【小説】ツナグ|もしも死者に会えたら
人は、どう足掻いてもいずれ死ぬ。そして人は死ぬと、葬式が行われ、体は高温で焼かれて骨だけになり、49日後にお墓に収められます。そしてその人とは話すことも、その人の顔も遺影やアルバム写真等でしか見ることも出来ません。
しかし、もし死者に会えるとしたら?そんな世界を描いた作品が辻村深月さんの「ツナグ」です。
ストーリー
生涯に1回だけ、生者と死者の仲立を務める「使者」を通じて現世に生きている人間が死んであの世にいる人間に会うことが出来ます。

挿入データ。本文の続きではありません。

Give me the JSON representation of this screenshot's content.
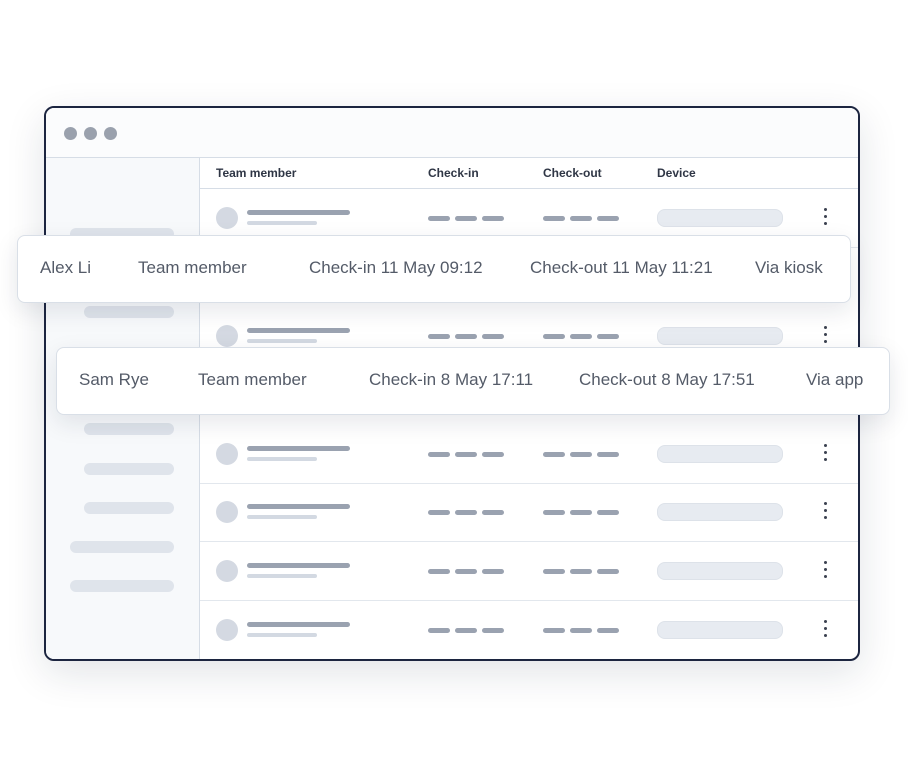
{
  "table": {
    "headers": {
      "member": "Team member",
      "checkin": "Check-in",
      "checkout": "Check-out",
      "device": "Device"
    }
  },
  "cards": [
    {
      "name": "Alex Li",
      "role": "Team member",
      "checkin": "Check-in 11 May 09:12",
      "checkout": "Check-out 11 May 11:21",
      "device": "Via kiosk"
    },
    {
      "name": "Sam Rye",
      "role": "Team member",
      "checkin": "Check-in 8 May 17:11",
      "checkout": "Check-out 8 May 17:51",
      "device": "Via app"
    }
  ],
  "icons": {
    "window_controls": "window-dots-icon",
    "row_menu": "more-vertical-icon"
  },
  "colors": {
    "window_border": "#1c2540",
    "placeholder": "#9aa2b0",
    "text": "#545b68"
  }
}
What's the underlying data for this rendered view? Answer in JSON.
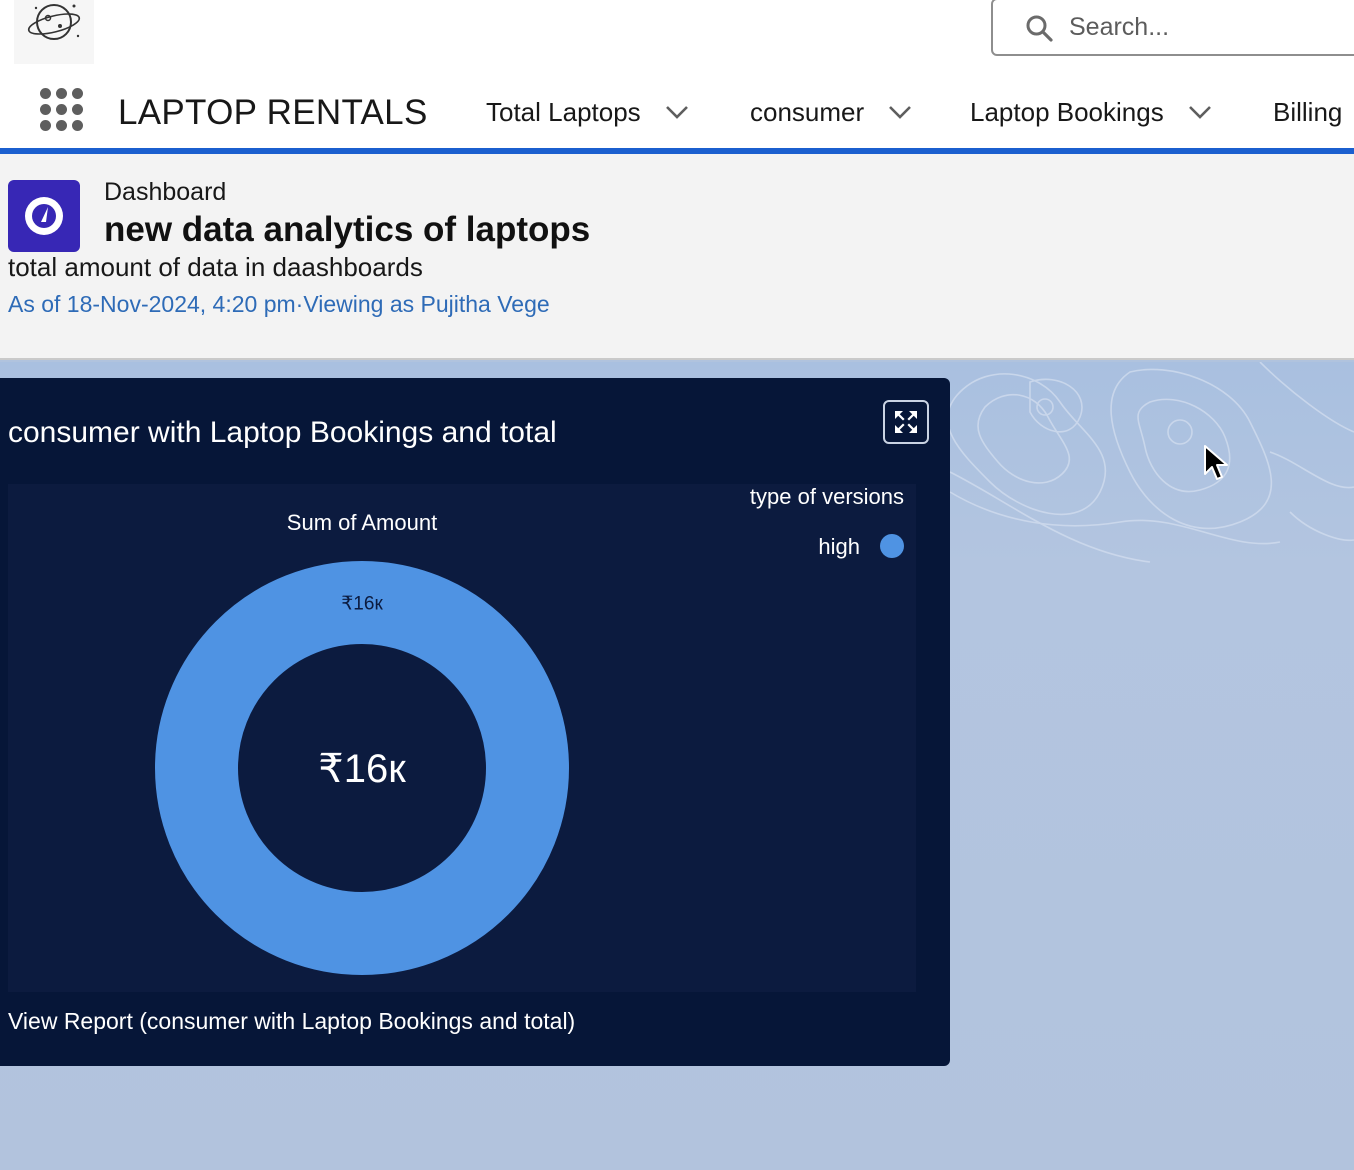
{
  "header": {
    "search_placeholder": "Search..."
  },
  "nav": {
    "app_name": "LAPTOP RENTALS",
    "items": [
      {
        "label": "Total Laptops"
      },
      {
        "label": "consumer"
      },
      {
        "label": "Laptop Bookings"
      },
      {
        "label": "Billing"
      }
    ]
  },
  "page": {
    "object_label": "Dashboard",
    "title": "new data analytics of laptops",
    "description": "total amount of data in daashboards",
    "meta": "As of 18-Nov-2024, 4:20 pm·Viewing as Pujitha Vege"
  },
  "widget": {
    "title": "consumer with Laptop Bookings and total",
    "view_report": "View Report (consumer with Laptop Bookings and total)"
  },
  "chart_data": {
    "type": "donut",
    "title": "Sum of Amount",
    "legend_title": "type of versions",
    "legend_position": "top-right",
    "center_label": "₹16к",
    "series": [
      {
        "name": "high",
        "value": 16000,
        "label": "₹16к",
        "color": "#4f93e3"
      }
    ]
  },
  "colors": {
    "accent": "#1b5fcf",
    "dashboard_icon": "#3727b5",
    "widget_bg": "#061638",
    "chart_bg": "#0c1b3f",
    "series_high": "#4f93e3",
    "meta_link": "#2e6bb7"
  },
  "icons": {
    "logo": "planet-logo-icon",
    "search": "search-icon",
    "launcher": "app-launcher-icon",
    "chevron": "chevron-down-icon",
    "dashboard": "dashboard-gauge-icon",
    "expand": "expand-icon",
    "cursor": "mouse-pointer-icon"
  }
}
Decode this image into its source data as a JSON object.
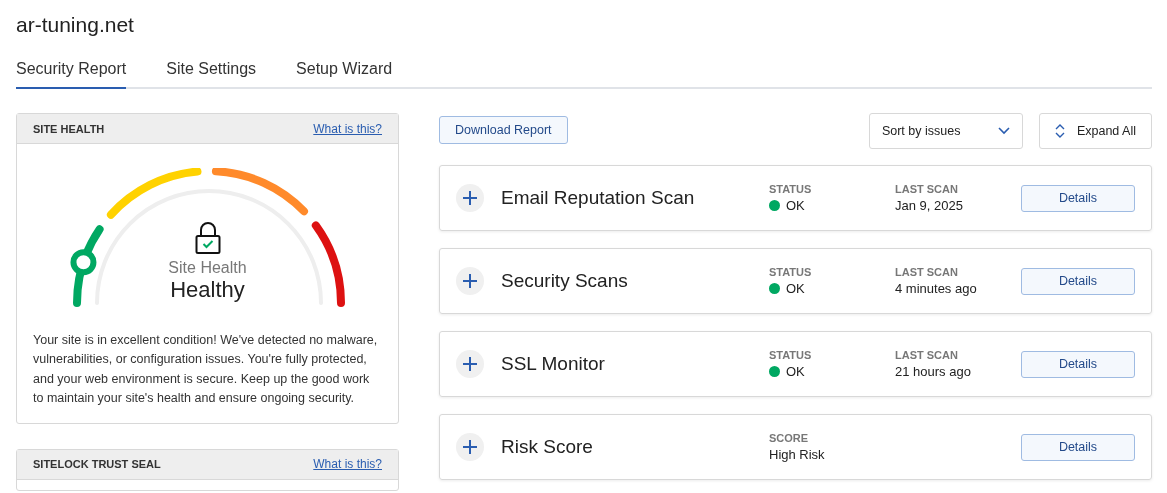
{
  "site_title": "ar-tuning.net",
  "tabs": [
    {
      "label": "Security Report",
      "selected": true
    },
    {
      "label": "Site Settings",
      "selected": false
    },
    {
      "label": "Setup Wizard",
      "selected": false
    }
  ],
  "site_health": {
    "heading": "SITE HEALTH",
    "link": "What is this?",
    "gauge_label": "Site Health",
    "gauge_value": "Healthy",
    "description": "Your site is in excellent condition! We've detected no malware, vulnerabilities, or configuration issues. You're fully protected, and your web environment is secure. Keep up the good work to maintain your site's health and ensure ongoing security."
  },
  "trust_seal": {
    "heading": "SITELOCK TRUST SEAL",
    "link": "What is this?"
  },
  "toolbar": {
    "download": "Download Report",
    "sort": "Sort by issues",
    "expand": "Expand All"
  },
  "scans": [
    {
      "kind": "status",
      "name": "Email Reputation Scan",
      "field_label": "STATUS",
      "field_value": "OK",
      "color": "#00a862",
      "date_label": "LAST SCAN",
      "date": "Jan 9, 2025",
      "button": "Details"
    },
    {
      "kind": "status",
      "name": "Security Scans",
      "field_label": "STATUS",
      "field_value": "OK",
      "color": "#00a862",
      "date_label": "LAST SCAN",
      "date": "4 minutes ago",
      "button": "Details"
    },
    {
      "kind": "status",
      "name": "SSL Monitor",
      "field_label": "STATUS",
      "field_value": "OK",
      "color": "#00a862",
      "date_label": "LAST SCAN",
      "date": "21 hours ago",
      "button": "Details"
    },
    {
      "kind": "score",
      "name": "Risk Score",
      "field_label": "SCORE",
      "field_value": "High Risk",
      "button": "Details"
    }
  ]
}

そして、その噂を聞いて、亡くなったアイドルや親、親友等に会いたいという依頼を頼み、使者はそれを受けて使者と交渉し、会うかどうか、死者に交渉をします。
交渉が成立して、会うことが出来ます。
独立しているものだと思っていたが、それは違った
この作品は、一話ごとに主人公が違っていたので、それぞれ別の次元のお話かと思っていました。
しかし、今日最後の話を読んでいる中で、ある人物がこれまでの話に出ていた人と同一人物ではないかと思って前に読んだ所を見たのですが、その通りでした。その時、この作品は同じ世界、時間でつながっていたのだと気付きました。
あと、これまでその話の主役の一人称で物語が進んでいたけど最後の話だけ三人称文体で書かれていたのも驚きました。
人は死んだらどこに行くのだろうか?
この作品を読んでいて真っ先に思ったことですね。私はよく「自分は何者なのか?」「どういう原理で意志を持っているのか?」「死ぬのが怖い」と思っています。
なぜなら、分からないからです。本当にあの世があって、そこに行けると信じたい気持ちがあるから前世や来世も信じるし、スピリチュアルの番組であの世にいる人と対話したというのも信じています。少なくとも、永久に動けないなんてつまらないから嫌です。
全体の感想
このシステムは、身内や親友だとお互いに言えなかったことを言う機会を設けて現世に生きる人達に前を向いてこれからの人生を歩んでほしい。そしてこの作品は、死ぬまで悔いのないように生きなさいと読者に発信しているのかなと思いました。
今回のお話は以上です。 最後まで読んでいただき、ありがとうございました。